Dinner in America - This film with a seriously flawed main character who made terrible decisions was, nevertheless, a joy to watch.  Not quite mainstream, not quite festival, it was a real surprise and I understand it being the winner for both the Jurors and the Audience.  There are lots of videos out there with the film's crew, but I couldn't find a trailer.  

BUT, I think there were at least two more movies that fell through the cracks because there was so much good stuff.  

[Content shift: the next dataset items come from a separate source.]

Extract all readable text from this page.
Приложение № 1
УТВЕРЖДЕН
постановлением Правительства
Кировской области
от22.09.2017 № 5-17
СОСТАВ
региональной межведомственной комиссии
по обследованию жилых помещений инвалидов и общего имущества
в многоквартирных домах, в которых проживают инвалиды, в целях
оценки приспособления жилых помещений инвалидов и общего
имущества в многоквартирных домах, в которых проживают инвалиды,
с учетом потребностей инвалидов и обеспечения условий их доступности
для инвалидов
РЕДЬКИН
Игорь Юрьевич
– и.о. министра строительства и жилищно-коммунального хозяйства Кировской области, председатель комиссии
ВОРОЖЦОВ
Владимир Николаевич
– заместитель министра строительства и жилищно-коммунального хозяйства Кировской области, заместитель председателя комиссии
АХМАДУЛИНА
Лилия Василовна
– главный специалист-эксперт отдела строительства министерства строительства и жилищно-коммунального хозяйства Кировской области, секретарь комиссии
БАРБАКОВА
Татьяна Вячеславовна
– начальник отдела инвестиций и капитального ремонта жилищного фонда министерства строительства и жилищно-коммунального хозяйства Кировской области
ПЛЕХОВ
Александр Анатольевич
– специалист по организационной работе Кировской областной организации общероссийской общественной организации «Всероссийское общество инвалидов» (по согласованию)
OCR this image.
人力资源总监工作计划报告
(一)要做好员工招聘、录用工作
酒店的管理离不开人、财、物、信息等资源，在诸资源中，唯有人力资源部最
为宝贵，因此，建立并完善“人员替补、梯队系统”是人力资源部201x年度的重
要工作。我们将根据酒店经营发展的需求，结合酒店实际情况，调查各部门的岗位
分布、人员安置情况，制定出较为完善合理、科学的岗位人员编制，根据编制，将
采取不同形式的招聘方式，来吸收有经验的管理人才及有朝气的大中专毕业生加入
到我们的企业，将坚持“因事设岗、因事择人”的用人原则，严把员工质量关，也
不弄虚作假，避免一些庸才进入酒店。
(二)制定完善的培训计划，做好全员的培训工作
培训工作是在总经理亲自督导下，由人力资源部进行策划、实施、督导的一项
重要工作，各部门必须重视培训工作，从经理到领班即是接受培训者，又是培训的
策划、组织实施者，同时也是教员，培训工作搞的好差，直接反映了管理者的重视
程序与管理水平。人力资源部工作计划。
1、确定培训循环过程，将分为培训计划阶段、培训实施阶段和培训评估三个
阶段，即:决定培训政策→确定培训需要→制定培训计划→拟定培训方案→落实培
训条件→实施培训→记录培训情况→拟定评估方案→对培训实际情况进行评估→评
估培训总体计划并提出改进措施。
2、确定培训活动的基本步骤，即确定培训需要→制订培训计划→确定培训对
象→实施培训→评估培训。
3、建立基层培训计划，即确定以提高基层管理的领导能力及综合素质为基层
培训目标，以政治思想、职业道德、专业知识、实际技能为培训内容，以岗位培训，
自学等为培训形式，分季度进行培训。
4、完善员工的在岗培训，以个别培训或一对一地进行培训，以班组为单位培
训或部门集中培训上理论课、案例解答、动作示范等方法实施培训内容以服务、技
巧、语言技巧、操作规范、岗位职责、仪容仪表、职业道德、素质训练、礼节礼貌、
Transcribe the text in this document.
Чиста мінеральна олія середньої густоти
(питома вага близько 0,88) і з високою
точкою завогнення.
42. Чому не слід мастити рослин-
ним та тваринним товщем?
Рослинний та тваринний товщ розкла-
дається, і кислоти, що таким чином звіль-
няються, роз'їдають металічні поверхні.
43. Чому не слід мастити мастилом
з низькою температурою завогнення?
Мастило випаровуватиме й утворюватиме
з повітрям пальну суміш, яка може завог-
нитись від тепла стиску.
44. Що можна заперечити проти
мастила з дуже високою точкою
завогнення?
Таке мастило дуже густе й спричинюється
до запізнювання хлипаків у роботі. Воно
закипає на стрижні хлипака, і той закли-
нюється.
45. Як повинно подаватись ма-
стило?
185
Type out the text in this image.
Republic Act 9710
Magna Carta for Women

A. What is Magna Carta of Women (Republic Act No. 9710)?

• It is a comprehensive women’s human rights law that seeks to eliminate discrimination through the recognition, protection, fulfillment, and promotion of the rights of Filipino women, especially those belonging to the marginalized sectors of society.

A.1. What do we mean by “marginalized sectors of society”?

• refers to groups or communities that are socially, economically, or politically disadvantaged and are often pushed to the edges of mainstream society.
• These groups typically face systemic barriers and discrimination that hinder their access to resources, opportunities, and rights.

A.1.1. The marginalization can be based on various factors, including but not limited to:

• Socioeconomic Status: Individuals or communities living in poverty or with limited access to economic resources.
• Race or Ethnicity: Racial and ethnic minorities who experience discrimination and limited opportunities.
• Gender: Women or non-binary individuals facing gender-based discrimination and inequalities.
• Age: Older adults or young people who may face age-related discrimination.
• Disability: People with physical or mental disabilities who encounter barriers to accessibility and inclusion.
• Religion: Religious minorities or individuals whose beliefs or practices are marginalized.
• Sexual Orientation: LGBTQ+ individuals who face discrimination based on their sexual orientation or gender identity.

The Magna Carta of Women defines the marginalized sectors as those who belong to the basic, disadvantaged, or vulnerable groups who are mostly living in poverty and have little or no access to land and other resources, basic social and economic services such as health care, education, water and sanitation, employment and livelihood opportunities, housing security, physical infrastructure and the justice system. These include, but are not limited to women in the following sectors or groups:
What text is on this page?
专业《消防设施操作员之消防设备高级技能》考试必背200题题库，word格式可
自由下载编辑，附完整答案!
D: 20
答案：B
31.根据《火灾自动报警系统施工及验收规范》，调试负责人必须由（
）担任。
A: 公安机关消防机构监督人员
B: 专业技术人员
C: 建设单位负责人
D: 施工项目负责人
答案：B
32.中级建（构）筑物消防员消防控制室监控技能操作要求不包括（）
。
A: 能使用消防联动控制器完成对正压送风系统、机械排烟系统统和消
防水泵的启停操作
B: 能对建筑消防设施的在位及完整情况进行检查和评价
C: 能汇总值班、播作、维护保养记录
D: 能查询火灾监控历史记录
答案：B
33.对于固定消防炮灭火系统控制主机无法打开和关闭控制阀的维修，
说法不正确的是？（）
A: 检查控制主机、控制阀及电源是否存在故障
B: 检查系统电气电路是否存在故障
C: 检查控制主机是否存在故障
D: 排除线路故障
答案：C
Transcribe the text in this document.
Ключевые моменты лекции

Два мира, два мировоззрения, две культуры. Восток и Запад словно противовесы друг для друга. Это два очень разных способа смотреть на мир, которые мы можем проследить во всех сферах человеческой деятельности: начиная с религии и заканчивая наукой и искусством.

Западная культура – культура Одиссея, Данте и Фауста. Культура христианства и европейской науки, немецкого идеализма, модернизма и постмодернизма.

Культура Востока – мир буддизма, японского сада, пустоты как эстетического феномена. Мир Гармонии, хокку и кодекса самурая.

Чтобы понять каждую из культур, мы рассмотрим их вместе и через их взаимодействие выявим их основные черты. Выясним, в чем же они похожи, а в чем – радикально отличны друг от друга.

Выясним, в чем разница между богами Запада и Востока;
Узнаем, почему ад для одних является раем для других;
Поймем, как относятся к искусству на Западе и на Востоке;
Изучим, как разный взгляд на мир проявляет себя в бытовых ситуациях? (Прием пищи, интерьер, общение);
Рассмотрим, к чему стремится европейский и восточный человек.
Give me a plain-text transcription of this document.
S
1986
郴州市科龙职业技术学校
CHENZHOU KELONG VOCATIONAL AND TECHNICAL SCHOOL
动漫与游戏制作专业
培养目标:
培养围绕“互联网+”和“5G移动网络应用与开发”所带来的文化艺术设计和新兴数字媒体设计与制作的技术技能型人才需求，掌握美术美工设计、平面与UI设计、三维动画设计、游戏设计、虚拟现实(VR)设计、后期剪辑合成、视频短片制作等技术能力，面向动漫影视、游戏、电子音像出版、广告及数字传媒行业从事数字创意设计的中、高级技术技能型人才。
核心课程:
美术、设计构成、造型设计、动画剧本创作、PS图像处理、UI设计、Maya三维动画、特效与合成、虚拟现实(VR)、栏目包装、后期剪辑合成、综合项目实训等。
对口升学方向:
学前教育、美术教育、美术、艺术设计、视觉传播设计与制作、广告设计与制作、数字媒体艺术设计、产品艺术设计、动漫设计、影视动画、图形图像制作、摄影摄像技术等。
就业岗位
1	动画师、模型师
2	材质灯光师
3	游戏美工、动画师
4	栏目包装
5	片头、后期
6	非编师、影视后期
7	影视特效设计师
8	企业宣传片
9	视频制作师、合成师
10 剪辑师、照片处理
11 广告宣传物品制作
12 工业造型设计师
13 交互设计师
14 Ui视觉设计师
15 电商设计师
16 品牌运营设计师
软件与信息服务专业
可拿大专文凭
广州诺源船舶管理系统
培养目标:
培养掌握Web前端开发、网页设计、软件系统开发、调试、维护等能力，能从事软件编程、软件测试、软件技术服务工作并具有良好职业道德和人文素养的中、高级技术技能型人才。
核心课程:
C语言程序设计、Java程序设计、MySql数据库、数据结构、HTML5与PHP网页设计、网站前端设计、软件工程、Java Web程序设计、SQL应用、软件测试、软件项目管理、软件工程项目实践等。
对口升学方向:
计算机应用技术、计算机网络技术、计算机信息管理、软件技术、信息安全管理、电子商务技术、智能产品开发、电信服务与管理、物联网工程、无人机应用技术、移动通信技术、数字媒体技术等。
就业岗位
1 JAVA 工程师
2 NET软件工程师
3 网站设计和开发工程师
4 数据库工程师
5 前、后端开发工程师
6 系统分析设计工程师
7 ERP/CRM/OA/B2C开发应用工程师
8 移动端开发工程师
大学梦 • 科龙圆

The Subject - This leans more into a festival type film.  A privileged white male film maker who sees himself as trying to give voice to black gang members in his 'cutting edge' films, finds out that he's really not gotten much beyond his own self.  There's another withering dialogue at the end of this film between the film maker and the angry mother of one his film subjects.  The film raises lots of questions about documentary film making and exploitation and doing harm while trying to do good.  For a while this was my favorite film.  


In the end, Equan Choi's My Son, one of the last features I watched, became my favorite.  I'd put it off as long as I could.  The story of a Korean father taking care of his severely disabled son.  It sounded like it was either going to be a sappy story of love and happiness or a terribly depressing movie.  Neither sounded appealing.

But I was so wrong.  This was absolutely the most intimate film of the festival.  Yes, there's a father with his teenaged paraplegic son.  The father's sister who helps look after the son.  There's the mentally disabled teen hired to help with the son.  And there's the father's secret married girlfriend that he visits weekly.  Each character becomes a full person with strengths and flaws and the relationships between the characters - both one on one and as a group - are developed.  This is truly a masterpiece and I'm sorry it got missed by both the Juror awards and the Audience awards.  And it forces the audience to recalibrate their definition of disabled, forces them to remember there is a real, human being inside every body, with a whole spectrum of hopes and feelings and opinions.  

There is so much in this film.  The boy's adolescent need to pull away from his father and become his own person against his father's belief he must look after the boy who can't take care of himself.  The teen caretaker who is physically and sexually adult, but has his own mental defects that cause him to make bad decisions, and how he helps the boy become himself, independent of his father.  The sister/aunt and her caring for the boy and her brother yet resentful of how much they take of her life.  The girlfriend (the father goes to his - I can't remember exactly what sport, maybe bowling - activity each week, but really he's going to visit his girlfriend whose husband is in the military and away most of the time) also becomes a full person when the father becomes ill and she comes to the house to find out what's wrong.  It is then when all the characters interact, when the boy becomes his father's caregiver.  There's so much in this film.  I'm sorry I waited to the end to watch it, when I didn't have time to watch it again.  In my mind, this was the very best feature film in a festival with excellent feature films.  

  [I couldn't find a trailer for My Son.]

If you have the chance to see any of the films mentioned in here, grab it.  They are all worth watching.